Water and irrigation
“At the beginning of the year, I sold rosemary seedlings worth sh2m and bought a 10,000-litre tank to add to the ones I already had. These give me enough water to irrigate my crops during the dry seasons,” she says.
Poultry and markets
Her poultry house has broilers, ducks, guinea fowl, and geese. “I have 100 broilers, although their house can take 300 birds. I feed them well to ensure that by one month I can sell them off and stock others,” she explains.
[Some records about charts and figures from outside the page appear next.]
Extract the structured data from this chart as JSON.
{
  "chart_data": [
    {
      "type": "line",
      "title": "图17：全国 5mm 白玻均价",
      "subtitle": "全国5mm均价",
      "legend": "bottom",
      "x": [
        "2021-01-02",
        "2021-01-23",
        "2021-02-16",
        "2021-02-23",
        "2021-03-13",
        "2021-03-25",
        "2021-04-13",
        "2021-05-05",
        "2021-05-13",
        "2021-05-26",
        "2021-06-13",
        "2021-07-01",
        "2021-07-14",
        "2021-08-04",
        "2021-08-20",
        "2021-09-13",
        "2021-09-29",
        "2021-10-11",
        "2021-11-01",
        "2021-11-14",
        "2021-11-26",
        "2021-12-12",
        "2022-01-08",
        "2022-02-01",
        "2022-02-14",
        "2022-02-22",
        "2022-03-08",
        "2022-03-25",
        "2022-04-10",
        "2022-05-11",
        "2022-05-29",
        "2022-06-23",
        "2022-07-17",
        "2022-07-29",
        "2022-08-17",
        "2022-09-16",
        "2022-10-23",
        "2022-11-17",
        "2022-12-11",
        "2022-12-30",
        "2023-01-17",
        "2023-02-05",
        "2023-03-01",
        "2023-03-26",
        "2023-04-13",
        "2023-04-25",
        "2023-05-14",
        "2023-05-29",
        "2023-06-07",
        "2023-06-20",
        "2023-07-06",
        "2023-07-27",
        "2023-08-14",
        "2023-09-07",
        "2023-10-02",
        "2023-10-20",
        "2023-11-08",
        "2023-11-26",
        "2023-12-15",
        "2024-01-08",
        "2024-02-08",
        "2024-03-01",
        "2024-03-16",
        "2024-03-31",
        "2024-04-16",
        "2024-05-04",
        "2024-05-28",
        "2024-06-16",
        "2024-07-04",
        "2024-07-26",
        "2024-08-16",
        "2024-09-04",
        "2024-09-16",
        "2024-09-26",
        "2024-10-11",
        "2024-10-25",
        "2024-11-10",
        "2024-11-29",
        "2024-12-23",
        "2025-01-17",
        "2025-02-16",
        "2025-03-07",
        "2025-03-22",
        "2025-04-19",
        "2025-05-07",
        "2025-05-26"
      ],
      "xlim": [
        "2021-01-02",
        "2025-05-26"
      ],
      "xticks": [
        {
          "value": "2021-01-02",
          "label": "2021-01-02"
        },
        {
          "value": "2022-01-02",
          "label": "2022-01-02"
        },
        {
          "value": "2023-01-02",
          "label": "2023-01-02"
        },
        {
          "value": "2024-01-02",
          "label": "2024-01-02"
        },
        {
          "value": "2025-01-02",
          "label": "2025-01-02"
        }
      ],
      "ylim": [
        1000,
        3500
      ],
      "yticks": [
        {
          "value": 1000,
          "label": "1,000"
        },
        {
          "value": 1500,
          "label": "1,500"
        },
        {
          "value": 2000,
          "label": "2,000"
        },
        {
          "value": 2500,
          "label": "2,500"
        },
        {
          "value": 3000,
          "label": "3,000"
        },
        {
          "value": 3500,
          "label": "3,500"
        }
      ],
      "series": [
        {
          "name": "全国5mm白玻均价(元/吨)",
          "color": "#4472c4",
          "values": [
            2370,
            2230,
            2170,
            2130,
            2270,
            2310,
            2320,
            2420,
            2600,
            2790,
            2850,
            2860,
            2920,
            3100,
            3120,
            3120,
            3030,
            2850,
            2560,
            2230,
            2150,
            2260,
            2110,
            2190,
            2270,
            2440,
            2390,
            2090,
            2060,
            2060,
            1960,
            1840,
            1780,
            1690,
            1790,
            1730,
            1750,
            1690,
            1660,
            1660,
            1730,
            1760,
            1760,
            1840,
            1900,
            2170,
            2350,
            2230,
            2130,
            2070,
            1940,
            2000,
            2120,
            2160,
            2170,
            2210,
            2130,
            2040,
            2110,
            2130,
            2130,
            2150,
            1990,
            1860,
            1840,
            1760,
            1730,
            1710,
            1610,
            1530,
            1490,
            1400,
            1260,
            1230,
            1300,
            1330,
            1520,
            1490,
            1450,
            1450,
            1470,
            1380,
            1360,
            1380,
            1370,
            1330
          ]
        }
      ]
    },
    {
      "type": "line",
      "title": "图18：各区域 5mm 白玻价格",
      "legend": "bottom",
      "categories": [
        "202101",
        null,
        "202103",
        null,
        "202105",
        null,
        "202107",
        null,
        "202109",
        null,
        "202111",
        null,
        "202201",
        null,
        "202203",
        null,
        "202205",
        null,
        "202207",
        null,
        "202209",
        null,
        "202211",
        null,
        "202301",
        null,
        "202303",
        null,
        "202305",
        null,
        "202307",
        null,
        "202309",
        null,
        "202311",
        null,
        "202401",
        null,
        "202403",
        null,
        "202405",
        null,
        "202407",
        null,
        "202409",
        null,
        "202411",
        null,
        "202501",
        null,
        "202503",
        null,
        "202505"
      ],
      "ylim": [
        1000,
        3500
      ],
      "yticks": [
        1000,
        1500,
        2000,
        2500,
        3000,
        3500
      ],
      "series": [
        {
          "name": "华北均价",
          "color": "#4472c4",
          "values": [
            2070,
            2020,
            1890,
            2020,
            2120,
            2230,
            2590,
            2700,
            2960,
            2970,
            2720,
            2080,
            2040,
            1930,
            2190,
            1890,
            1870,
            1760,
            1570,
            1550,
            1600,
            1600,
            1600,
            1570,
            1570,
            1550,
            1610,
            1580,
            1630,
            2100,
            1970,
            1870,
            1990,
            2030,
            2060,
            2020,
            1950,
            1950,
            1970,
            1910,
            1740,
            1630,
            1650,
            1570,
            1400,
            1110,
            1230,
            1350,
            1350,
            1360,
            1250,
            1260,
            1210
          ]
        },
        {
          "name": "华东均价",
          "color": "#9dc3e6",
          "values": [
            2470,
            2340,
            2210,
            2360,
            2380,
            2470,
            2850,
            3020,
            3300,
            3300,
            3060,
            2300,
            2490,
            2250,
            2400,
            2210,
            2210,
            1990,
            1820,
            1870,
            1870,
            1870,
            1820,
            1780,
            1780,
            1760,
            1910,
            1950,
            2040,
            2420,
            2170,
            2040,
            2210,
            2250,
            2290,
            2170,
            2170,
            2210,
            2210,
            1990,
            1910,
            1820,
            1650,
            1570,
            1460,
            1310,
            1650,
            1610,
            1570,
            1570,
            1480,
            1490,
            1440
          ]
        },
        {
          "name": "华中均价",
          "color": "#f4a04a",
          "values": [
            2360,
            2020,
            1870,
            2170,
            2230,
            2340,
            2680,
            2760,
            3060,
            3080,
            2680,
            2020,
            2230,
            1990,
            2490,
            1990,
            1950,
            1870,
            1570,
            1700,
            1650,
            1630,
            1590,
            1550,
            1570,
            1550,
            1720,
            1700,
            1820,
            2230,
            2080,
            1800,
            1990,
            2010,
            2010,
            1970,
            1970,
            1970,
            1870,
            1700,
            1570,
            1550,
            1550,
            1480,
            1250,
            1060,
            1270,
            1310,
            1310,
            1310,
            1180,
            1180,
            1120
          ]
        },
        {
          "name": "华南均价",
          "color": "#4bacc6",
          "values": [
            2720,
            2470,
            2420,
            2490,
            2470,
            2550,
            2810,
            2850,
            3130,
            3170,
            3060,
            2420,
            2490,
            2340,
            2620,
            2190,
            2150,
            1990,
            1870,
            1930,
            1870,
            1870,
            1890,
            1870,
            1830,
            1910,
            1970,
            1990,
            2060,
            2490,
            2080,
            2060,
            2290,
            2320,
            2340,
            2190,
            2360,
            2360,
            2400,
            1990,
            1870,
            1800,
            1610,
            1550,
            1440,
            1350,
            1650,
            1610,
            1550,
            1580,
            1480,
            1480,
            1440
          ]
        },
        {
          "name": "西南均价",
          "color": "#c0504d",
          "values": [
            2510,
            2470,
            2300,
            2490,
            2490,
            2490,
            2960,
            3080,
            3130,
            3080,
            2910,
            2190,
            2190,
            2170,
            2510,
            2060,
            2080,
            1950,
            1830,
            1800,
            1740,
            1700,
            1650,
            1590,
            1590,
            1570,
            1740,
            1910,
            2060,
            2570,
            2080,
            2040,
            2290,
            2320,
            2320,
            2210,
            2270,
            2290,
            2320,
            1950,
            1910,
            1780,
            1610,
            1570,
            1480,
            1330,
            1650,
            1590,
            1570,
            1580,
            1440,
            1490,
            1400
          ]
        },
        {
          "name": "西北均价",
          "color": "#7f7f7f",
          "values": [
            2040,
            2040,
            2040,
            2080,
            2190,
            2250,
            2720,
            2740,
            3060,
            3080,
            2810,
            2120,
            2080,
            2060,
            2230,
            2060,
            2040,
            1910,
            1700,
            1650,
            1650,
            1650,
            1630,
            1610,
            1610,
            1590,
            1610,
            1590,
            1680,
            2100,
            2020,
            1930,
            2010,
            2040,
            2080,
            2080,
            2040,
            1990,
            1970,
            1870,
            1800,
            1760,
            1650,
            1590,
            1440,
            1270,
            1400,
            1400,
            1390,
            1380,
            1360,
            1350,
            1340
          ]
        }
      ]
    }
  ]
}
The market has never been Nakabaale’s challenge because buyers come directly to her home. “I sell each spinach leaf at sh100, and sh500 for each tomato,” she says. A spinach seedling costs sh500, and once planted, one can harvest from it for about two years.
“Each crop can give you sh20,000 for its lifetime. This, therefore, means you will get sh2.2m from each garden,” she adds.
She maintains four-step gardens, generating an income of sh8.8m, in addition to cultivating other crops on the ground and vertical gardens, such as those on the water tanks. She earns an average income of over sh3.5m a month from her 50 x 30ft plot of land.